The barrister bowed in sign of assent. The handsome Hungarian then concluded a note on blue English paper, which she placed in an envelope; after sealing it carefully, she rang the bell. The maid appeared immediately and lighted a little spirit lamp; above the lamp was suspended a sort of tiny crucible, in which was a drop of sealing-wax; as soon as this had melted, the maid poured it on the envelope, presenting to her mistress a seal with armorial bearings. This the countess imprinted on the wax with her own beautiful hands, and then said: —

“Take the letter at once to that address.”

The woman made a movement to take the letter, but, either from haste or inadvertence, the paper fell from her hand close to la Peyrade’s feet. He stooped hastily to pick it up, and read the direction involuntarily. It bore the words, “His Excellency the Minister of Foreign Affairs”; the significant words, “For him only,” written higher up, seemed to give this missive a character of intimacy.
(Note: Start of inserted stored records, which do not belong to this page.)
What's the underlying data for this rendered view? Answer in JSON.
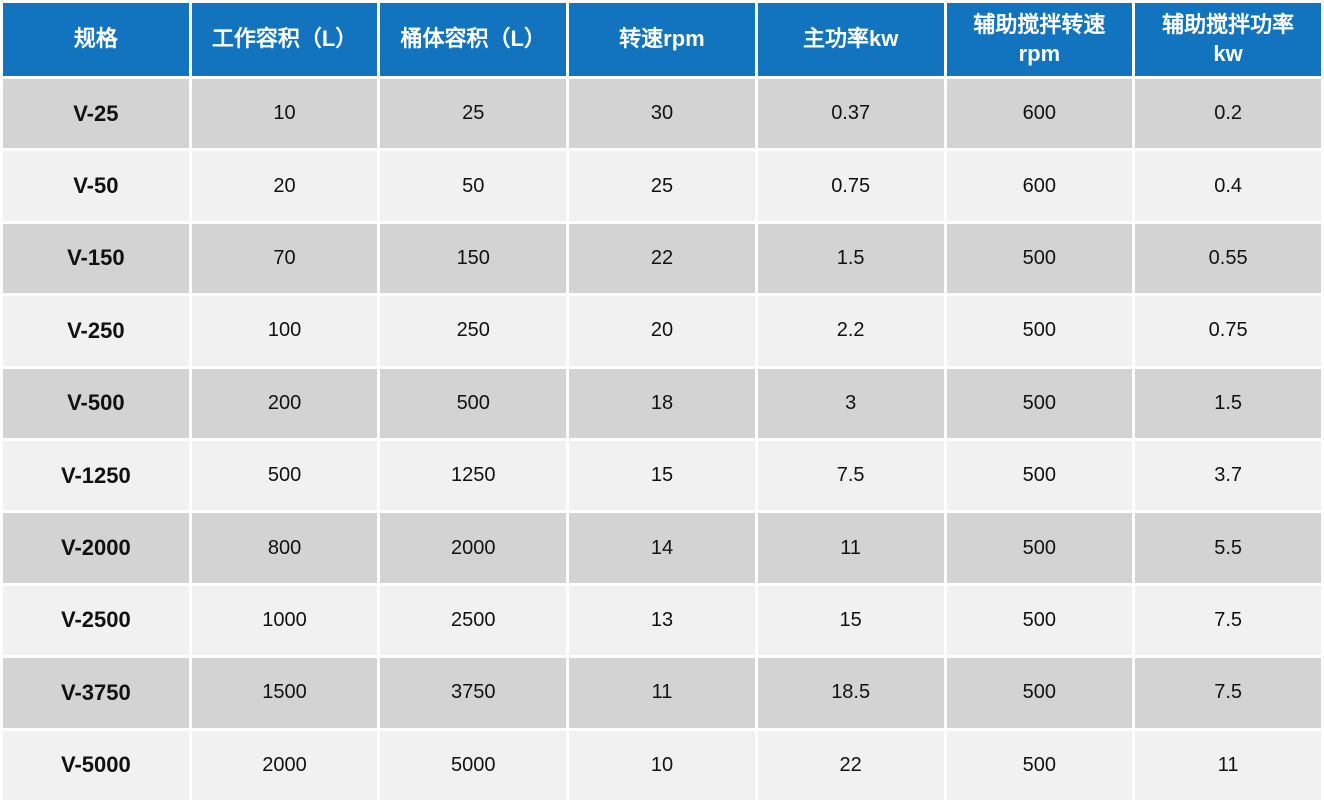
{
  "chart_data": {
    "type": "table",
    "title": "",
    "columns": [
      "规格",
      "工作容积（L）",
      "桶体容积（L）",
      "转速rpm",
      "主功率kw",
      "辅助搅拌转速\nrpm",
      "辅助搅拌功率\nkw"
    ],
    "rows": [
      [
        "V-25",
        "10",
        "25",
        "30",
        "0.37",
        "600",
        "0.2"
      ],
      [
        "V-50",
        "20",
        "50",
        "25",
        "0.75",
        "600",
        "0.4"
      ],
      [
        "V-150",
        "70",
        "150",
        "22",
        "1.5",
        "500",
        "0.55"
      ],
      [
        "V-250",
        "100",
        "250",
        "20",
        "2.2",
        "500",
        "0.75"
      ],
      [
        "V-500",
        "200",
        "500",
        "18",
        "3",
        "500",
        "1.5"
      ],
      [
        "V-1250",
        "500",
        "1250",
        "15",
        "7.5",
        "500",
        "3.7"
      ],
      [
        "V-2000",
        "800",
        "2000",
        "14",
        "11",
        "500",
        "5.5"
      ],
      [
        "V-2500",
        "1000",
        "2500",
        "13",
        "15",
        "500",
        "7.5"
      ],
      [
        "V-3750",
        "1500",
        "3750",
        "11",
        "18.5",
        "500",
        "7.5"
      ],
      [
        "V-5000",
        "2000",
        "5000",
        "10",
        "22",
        "500",
        "11"
      ]
    ]
  },
  "colors": {
    "header_bg": "#1273BE",
    "header_text": "#FFFFFF",
    "row_odd_bg": "#D3D3D3",
    "row_even_bg": "#F1F1F2",
    "cell_text": "#111111",
    "grid": "#FFFFFF"
  }
}
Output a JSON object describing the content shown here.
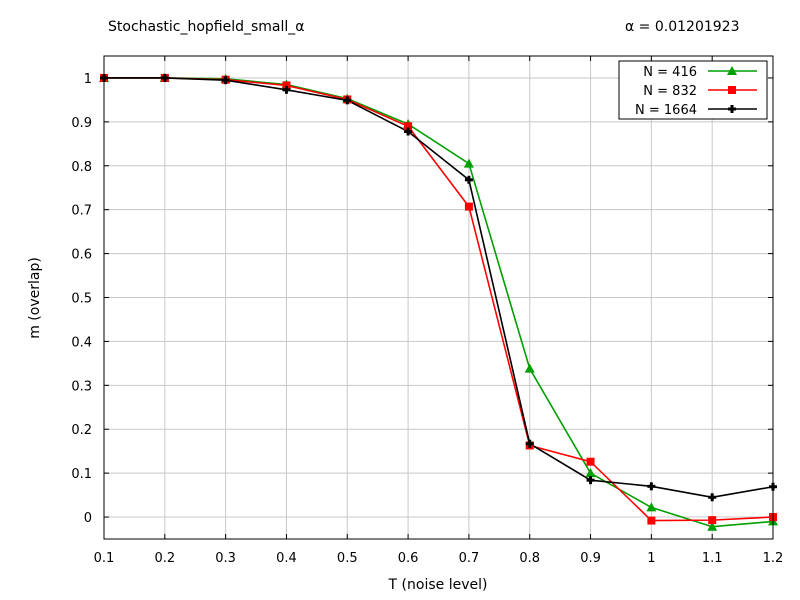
{
  "title": "Stochastic_hopfield_small_α",
  "subtitle": "α = 0.01201923",
  "chart_data": {
    "type": "line",
    "title": "Stochastic_hopfield_small_α",
    "subtitle": "α = 0.01201923",
    "xlabel": "T (noise level)",
    "ylabel": "m (overlap)",
    "xlim": [
      0.1,
      1.2
    ],
    "ylim": [
      -0.05,
      1.05
    ],
    "xticks": [
      "0.1",
      "0.2",
      "0.3",
      "0.4",
      "0.5",
      "0.6",
      "0.7",
      "0.8",
      "0.9",
      "1",
      "1.1",
      "1.2"
    ],
    "yticks": [
      "0",
      "0.1",
      "0.2",
      "0.3",
      "0.4",
      "0.5",
      "0.6",
      "0.7",
      "0.8",
      "0.9",
      "1"
    ],
    "grid": true,
    "legend_position": "top-right",
    "x": [
      0.1,
      0.2,
      0.3,
      0.4,
      0.5,
      0.6,
      0.7,
      0.8,
      0.9,
      1.0,
      1.1,
      1.2
    ],
    "series": [
      {
        "name": "N = 416",
        "color": "#00a000",
        "marker": "triangle",
        "values": [
          1.0,
          1.0,
          0.998,
          0.985,
          0.953,
          0.895,
          0.805,
          0.338,
          0.1,
          0.022,
          -0.022,
          -0.01
        ]
      },
      {
        "name": "N = 832",
        "color": "#ff0000",
        "marker": "square",
        "values": [
          1.0,
          1.0,
          0.996,
          0.983,
          0.951,
          0.89,
          0.707,
          0.163,
          0.126,
          -0.008,
          -0.007,
          0.0
        ]
      },
      {
        "name": "N = 1664",
        "color": "#000000",
        "marker": "plus",
        "values": [
          1.0,
          1.0,
          0.995,
          0.973,
          0.949,
          0.878,
          0.768,
          0.167,
          0.084,
          0.07,
          0.045,
          0.069
        ]
      }
    ]
  }
}
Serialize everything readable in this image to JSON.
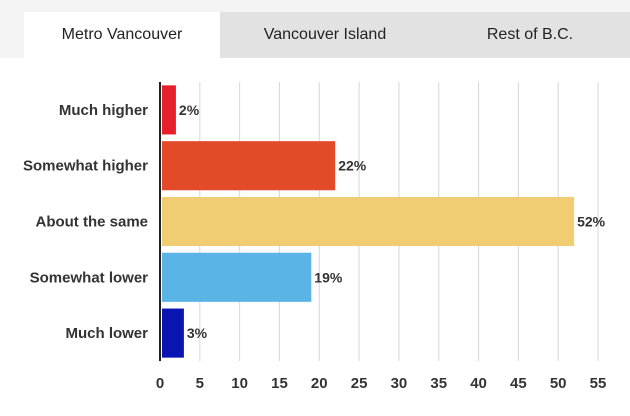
{
  "tabs": [
    {
      "label": "Metro Vancouver",
      "active": true
    },
    {
      "label": "Vancouver Island",
      "active": false
    },
    {
      "label": "Rest of B.C.",
      "active": false
    }
  ],
  "colors": {
    "tab_active_bg": "#ffffff",
    "tab_inactive_bg": "#e2e2e2",
    "grid": "#d7d7d7",
    "axis": "#222222"
  },
  "chart_data": {
    "type": "bar",
    "orientation": "horizontal",
    "categories": [
      "Much higher",
      "Somewhat higher",
      "About the same",
      "Somewhat lower",
      "Much lower"
    ],
    "values": [
      2,
      22,
      52,
      19,
      3
    ],
    "data_labels": [
      "2%",
      "22%",
      "52%",
      "19%",
      "3%"
    ],
    "bar_colors": [
      "#e5202a",
      "#e34a2a",
      "#f0cd72",
      "#5ab4e6",
      "#0a14b0"
    ],
    "xlim": [
      0,
      55
    ],
    "xticks": [
      0,
      5,
      10,
      15,
      20,
      25,
      30,
      35,
      40,
      45,
      50,
      55
    ],
    "grid": true,
    "title": "",
    "xlabel": "",
    "ylabel": ""
  }
}
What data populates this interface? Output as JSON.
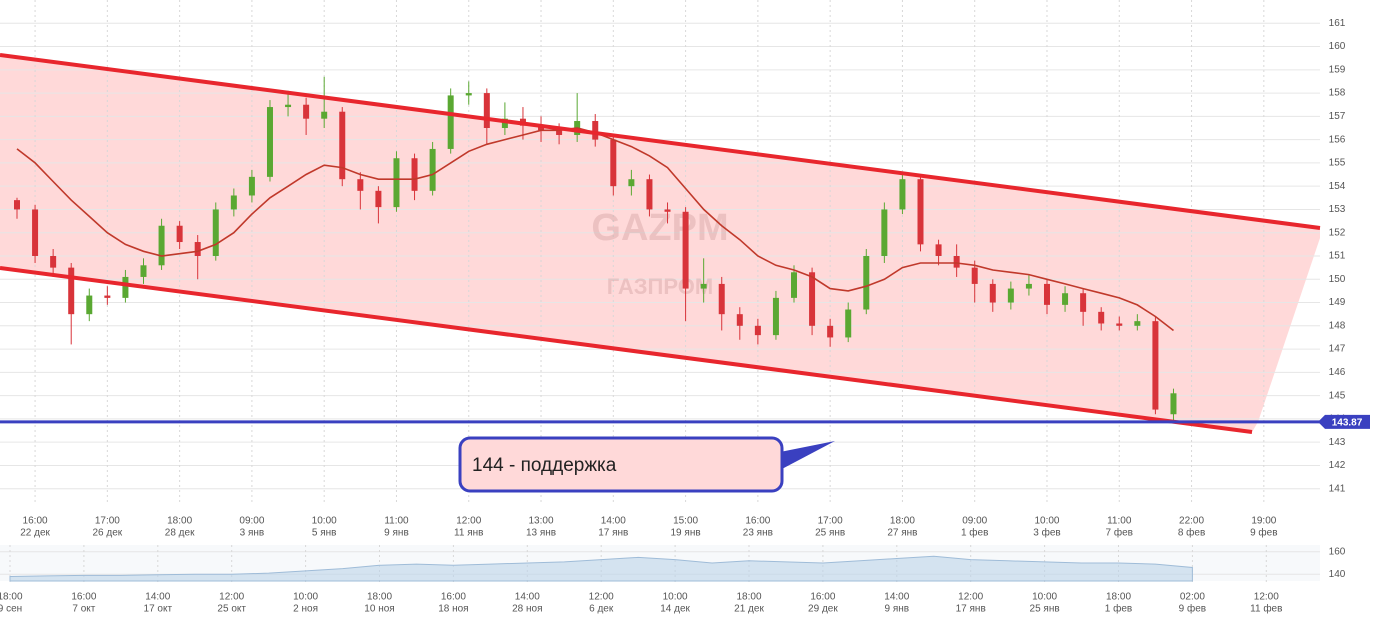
{
  "chart_data": [
    {
      "type": "candlestick",
      "watermark": [
        "GAZPM",
        "ГАЗПРОМ"
      ],
      "annotation": "144 - поддержка",
      "categories": [
        null,
        [
          "16:00",
          "22 дек"
        ],
        null,
        null,
        null,
        [
          "17:00",
          "26 дек"
        ],
        null,
        null,
        null,
        [
          "18:00",
          "28 дек"
        ],
        null,
        null,
        null,
        [
          "09:00",
          "3 янв"
        ],
        null,
        null,
        null,
        [
          "10:00",
          "5 янв"
        ],
        null,
        null,
        null,
        [
          "11:00",
          "9 янв"
        ],
        null,
        null,
        null,
        [
          "12:00",
          "11 янв"
        ],
        null,
        null,
        null,
        [
          "13:00",
          "13 янв"
        ],
        null,
        null,
        null,
        [
          "14:00",
          "17 янв"
        ],
        null,
        null,
        null,
        [
          "15:00",
          "19 янв"
        ],
        null,
        null,
        null,
        [
          "16:00",
          "23 янв"
        ],
        null,
        null,
        null,
        [
          "17:00",
          "25 янв"
        ],
        null,
        null,
        null,
        [
          "18:00",
          "27 янв"
        ],
        null,
        null,
        null,
        [
          "09:00",
          "1 фев"
        ],
        null,
        null,
        null,
        [
          "10:00",
          "3 фев"
        ],
        null,
        null,
        null,
        [
          "11:00",
          "7 фев"
        ],
        null,
        null,
        null,
        [
          "22:00",
          "8 фев"
        ],
        null,
        null,
        null,
        [
          "19:00",
          "9 фев"
        ]
      ],
      "open": [
        153.4,
        153.0,
        151.0,
        150.5,
        148.5,
        149.3,
        149.2,
        150.1,
        150.6,
        152.3,
        151.6,
        151.0,
        153.0,
        153.6,
        154.4,
        157.4,
        157.5,
        156.9,
        157.2,
        154.3,
        153.8,
        153.1,
        155.2,
        153.8,
        155.6,
        157.9,
        158.0,
        156.5,
        156.9,
        156.6,
        156.4,
        156.2,
        156.8,
        156.0,
        154.0,
        154.3,
        153.0,
        152.9,
        149.6,
        149.8,
        148.5,
        148.0,
        147.6,
        149.2,
        150.3,
        148.0,
        147.5,
        148.7,
        151.0,
        153.0,
        154.3,
        151.5,
        151.0,
        150.5,
        149.8,
        149.0,
        149.6,
        149.8,
        148.9,
        149.4,
        148.6,
        148.1,
        148.0,
        148.2,
        144.2,
        null,
        null,
        null,
        null,
        null
      ],
      "high": [
        153.5,
        153.2,
        151.3,
        150.7,
        149.6,
        149.7,
        150.4,
        150.9,
        152.6,
        152.5,
        151.9,
        153.3,
        153.9,
        154.7,
        157.7,
        158.1,
        157.8,
        158.7,
        157.4,
        154.6,
        154.0,
        155.5,
        155.4,
        155.9,
        158.2,
        158.5,
        158.2,
        157.6,
        157.4,
        157.0,
        156.7,
        158.0,
        157.1,
        156.2,
        154.7,
        154.5,
        153.3,
        153.1,
        150.9,
        150.1,
        148.8,
        148.3,
        149.5,
        150.6,
        150.5,
        148.3,
        149.0,
        151.3,
        153.3,
        154.6,
        154.5,
        151.7,
        151.5,
        150.8,
        150.0,
        149.9,
        150.2,
        150.0,
        149.7,
        149.6,
        148.8,
        148.4,
        148.5,
        148.4,
        145.3,
        null,
        null,
        null,
        null,
        null
      ],
      "low": [
        152.6,
        150.7,
        150.1,
        147.2,
        148.2,
        148.9,
        149.0,
        149.8,
        150.4,
        151.3,
        150.0,
        150.8,
        152.7,
        153.3,
        154.2,
        157.0,
        156.2,
        156.5,
        154.0,
        153.0,
        152.4,
        152.9,
        153.4,
        153.6,
        155.4,
        157.5,
        155.8,
        156.2,
        156.0,
        155.9,
        155.8,
        155.9,
        155.7,
        153.6,
        153.6,
        152.7,
        152.4,
        148.2,
        149.0,
        147.8,
        147.4,
        147.2,
        147.4,
        149.0,
        147.6,
        147.1,
        147.3,
        148.5,
        150.7,
        152.8,
        151.2,
        150.6,
        150.1,
        149.0,
        148.6,
        148.7,
        149.3,
        148.5,
        148.6,
        148.0,
        147.8,
        147.8,
        147.8,
        144.2,
        143.9,
        null,
        null,
        null,
        null,
        null
      ],
      "close": [
        153.0,
        151.0,
        150.5,
        148.5,
        149.3,
        149.2,
        150.1,
        150.6,
        152.3,
        151.6,
        151.0,
        153.0,
        153.6,
        154.4,
        157.4,
        157.5,
        156.9,
        157.2,
        154.3,
        153.8,
        153.1,
        155.2,
        153.8,
        155.6,
        157.9,
        158.0,
        156.5,
        156.9,
        156.6,
        156.4,
        156.2,
        156.8,
        156.0,
        154.0,
        154.3,
        153.0,
        152.9,
        149.6,
        149.8,
        148.5,
        148.0,
        147.6,
        149.2,
        150.3,
        148.0,
        147.5,
        148.7,
        151.0,
        153.0,
        154.3,
        151.5,
        151.0,
        150.5,
        149.8,
        149.0,
        149.6,
        149.8,
        148.9,
        149.4,
        148.6,
        148.1,
        148.0,
        148.2,
        144.4,
        145.1,
        null,
        null,
        null,
        null,
        null
      ],
      "up_color": "#5aa832",
      "down_color": "#d8343a",
      "moving_average": {
        "color": "#c0392b",
        "values": [
          155.6,
          155.0,
          154.2,
          153.4,
          152.7,
          152.0,
          151.5,
          151.2,
          151.0,
          151.1,
          151.2,
          151.5,
          152.0,
          152.8,
          153.5,
          154.0,
          154.5,
          154.9,
          154.8,
          154.5,
          154.3,
          154.3,
          154.3,
          154.5,
          155.0,
          155.5,
          155.8,
          156.0,
          156.2,
          156.4,
          156.4,
          156.5,
          156.3,
          156.0,
          155.7,
          155.3,
          154.8,
          153.9,
          153.0,
          152.3,
          151.7,
          151.0,
          150.6,
          150.4,
          150.1,
          149.6,
          149.5,
          149.7,
          150.0,
          150.5,
          150.7,
          150.7,
          150.7,
          150.6,
          150.4,
          150.3,
          150.2,
          150.0,
          149.8,
          149.6,
          149.4,
          149.2,
          148.9,
          148.4,
          147.8,
          null,
          null,
          null,
          null,
          null
        ]
      },
      "price_line": {
        "value": 143.87,
        "color": "#3a40c0"
      },
      "ylim": [
        140.3,
        162
      ],
      "yticks": [
        141,
        142,
        143,
        144,
        145,
        146,
        147,
        148,
        149,
        150,
        151,
        152,
        153,
        154,
        155,
        156,
        157,
        158,
        159,
        160,
        161
      ],
      "grid": true
    },
    {
      "type": "area",
      "categories": [
        [
          "18:00",
          "9 сен"
        ],
        null,
        [
          "16:00",
          "7 окт"
        ],
        null,
        [
          "14:00",
          "17 окт"
        ],
        null,
        [
          "12:00",
          "25 окт"
        ],
        null,
        [
          "10:00",
          "2 ноя"
        ],
        null,
        [
          "18:00",
          "10 ноя"
        ],
        null,
        [
          "16:00",
          "18 ноя"
        ],
        null,
        [
          "14:00",
          "28 ноя"
        ],
        null,
        [
          "12:00",
          "6 дек"
        ],
        null,
        [
          "10:00",
          "14 дек"
        ],
        null,
        [
          "18:00",
          "21 дек"
        ],
        null,
        [
          "16:00",
          "29 дек"
        ],
        null,
        [
          "14:00",
          "9 янв"
        ],
        null,
        [
          "12:00",
          "17 янв"
        ],
        null,
        [
          "10:00",
          "25 янв"
        ],
        null,
        [
          "18:00",
          "1 фев"
        ],
        null,
        [
          "02:00",
          "9 фев"
        ],
        null,
        [
          "12:00",
          "11 фев"
        ]
      ],
      "values": [
        138,
        138.5,
        139,
        139,
        139.5,
        140,
        140,
        141,
        143,
        145,
        148,
        149,
        148,
        149,
        150,
        151,
        153,
        155,
        153,
        150,
        152,
        151,
        150,
        152,
        154,
        156,
        153,
        152,
        151,
        150,
        150,
        149,
        146,
        null,
        null
      ],
      "color": "#bcd3ea",
      "ylim": [
        134,
        166
      ],
      "yticks": [
        140,
        160
      ]
    }
  ]
}
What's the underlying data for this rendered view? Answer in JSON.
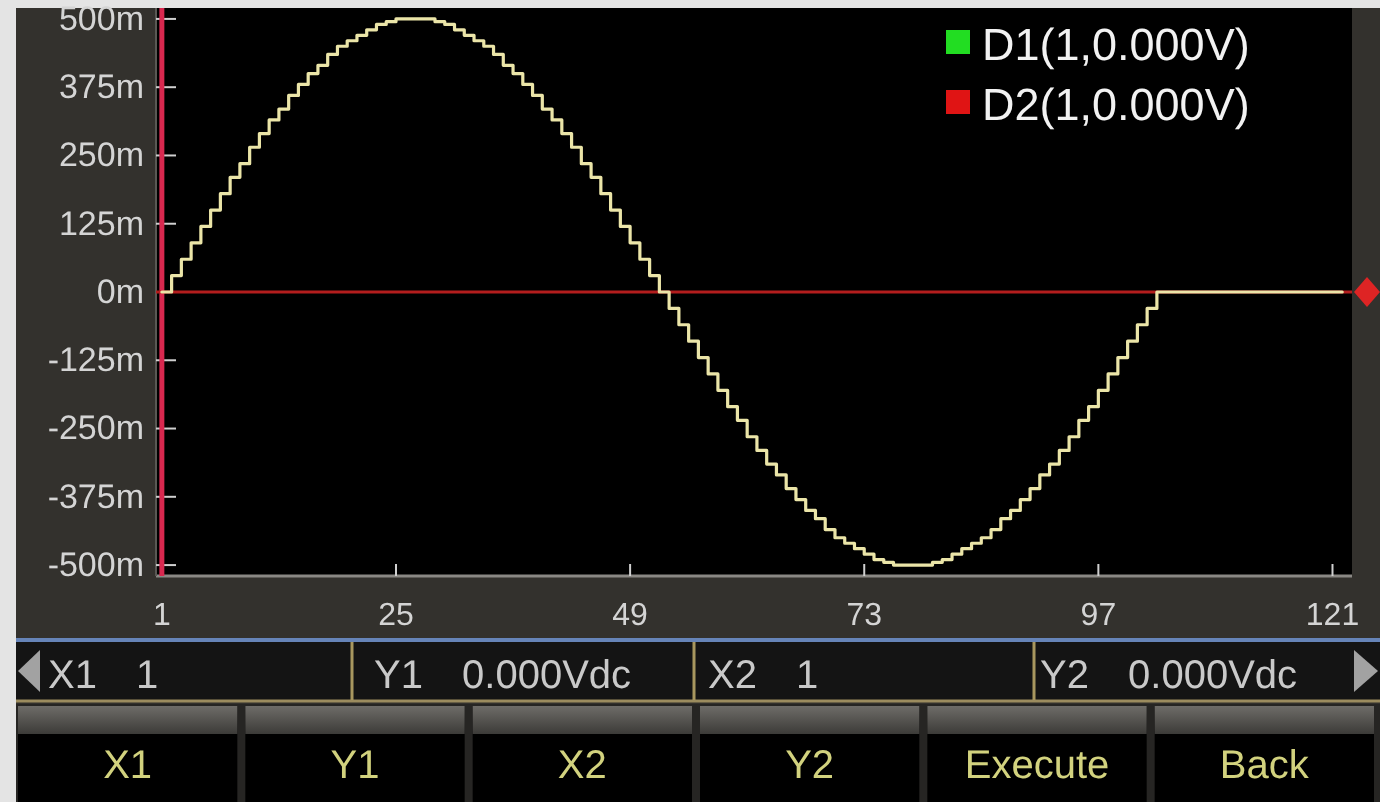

“Pardon, monsieur,” said the countess, receiving the paper, which he had the good taste to return to her own hands in order to show his eagerness to serve her. “Be so good, mademoiselle, as to carry that in a way not to lose it,” she added in a dry tone to the unlucky maid. The countess then left her writing-table and took her seat on a sofa covered with pearl-gray satin.

During these proceedings la Peyrade had the satisfaction of making an inventory of all the choice things by which he was surrounded. Paintings by good masters detached themselves from walls of even tone; on a pier-table stood a very tall Japanese vase; before the windows the jardinieres were filled with lilium rubrum, showing its handsome reversely curling petals surmounted by white and red camellias and a dwarf magnolia from China, with flowers of sulphur white with scarlet edges. In a corner was a stand of arms, of curious shapes and rich construction, explained, perhaps, by the lady’s Hungarian nationality – always that of the hussar. A few bronzes and statuettes of exquisite selection, chairs rolling softly on Persian carpets, and a perfect anarchy of stuffs of all kinds completed the arrangement of this salon, which the lawyer had once before visited with Brigitte and Thuillier before the countess moved into it. It was so transformed that it seemed to him unrecognizable. With a little more knowledge of the world la Peyrade would have been less surprised at the marvellous care given by the countess to the decoration of the room. A woman’s salon is her kingdom, and her absolute domain; there, in the fullest sense of the word, she reigns, she governs; there she offers battle, and nearly always comes off victorious.